The authorities today announced military occupation of 25 Arab villages to combat terrorists, as Britain’s Palestine Partition Commission held an in camera session and prepared to open formal hearings next week.
The villages were occupied, an official announcement said, “because of the persistence of insecurity in the Galilee and Samaria,” with the aim of combating recent terroristic tactics of attacking unprotected Arab villages.
The stages of occupation were, first, billeting of troops and commandeering of houses, second, the establishment of continuous patrol, and, thirdly, road-building, to make the villages accessible. Reports that martial law had been proclaimed were officially denied, and it was stated that civil government is continuing.

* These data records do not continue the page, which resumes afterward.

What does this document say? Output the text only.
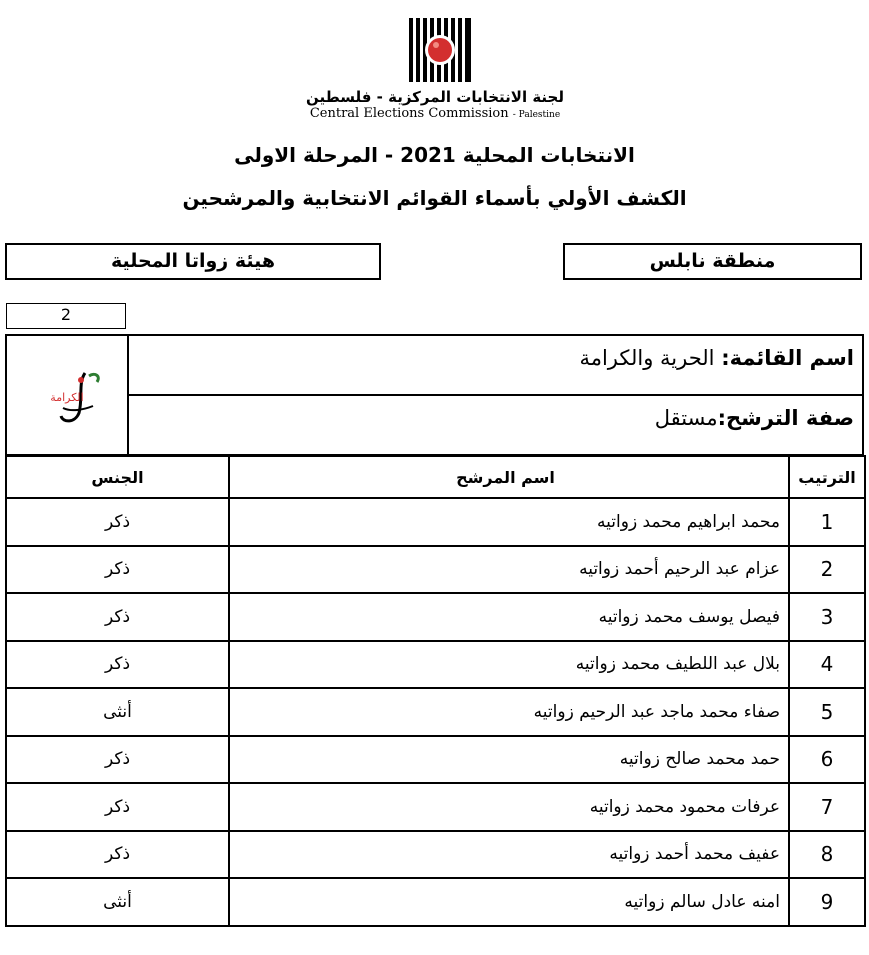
لجنة الانتخابات المركزية - فلسطين
Central Elections Commission - Palestine
الانتخابات المحلية 2021 - المرحلة الاولى
الكشف الأولي بأسماء القوائم الانتخابية والمرشحين
منطقة نابلس
هيئة زواتا المحلية
2
اسم القائمة: الحرية والكرامة
صفة الترشح:مستقل
الكرامة
الترتيب	اسم المرشح	الجنس
1	محمد ابراهيم محمد زواتيه	ذكر
2	عزام عبد الرحيم أحمد زواتيه	ذكر
3	فيصل يوسف محمد زواتيه	ذكر
4	بلال عبد اللطيف محمد زواتيه	ذكر
5	صفاء محمد ماجد عبد الرحيم زواتيه	أنثى
6	حمد محمد صالح زواتيه	ذكر
7	عرفات محمود محمد زواتيه	ذكر
8	عفيف محمد أحمد زواتيه	ذكر
9	امنه عادل سالم زواتيه	أنثى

Pinchas Ruttenberg, power magnate and founder of the Jordan hydroelectric works, testified before the Partition commission, meeting in camera. The Jordan plant would be included in the arab State under the partition plan suggested by the peel Royal Commission, and Ruttenberg was believed to have suggested some modification of the plan that would keep the plant in the Jewish State.
Earlier the members of the Commission took lunch with Dr. Chaim Weizmann, president of the Jewish Agency for Palestine, at his home in Rehovoth. The visit was marked by an informal discussion lasting an hour.
Arab terrorist bands, meanwhile, continued depredations in northern Palestine. They destroyed large sections of the northern frontier road near Safed, forcing suspension of traffic.
Mohamed Rashid, Arab notable wounded in a terrorist raid on the village of Sif, died this morning. His brother was killed in the same attack. They were members of Haj Amin el Nashashibi family, opponents of the exiled former Mufti of Jerusalem, Haj Amin el Husseini.
Nine Jews arrested in Petach Tikvah yesterday during a demonstration of unemployed in the local council offices were released on bail today.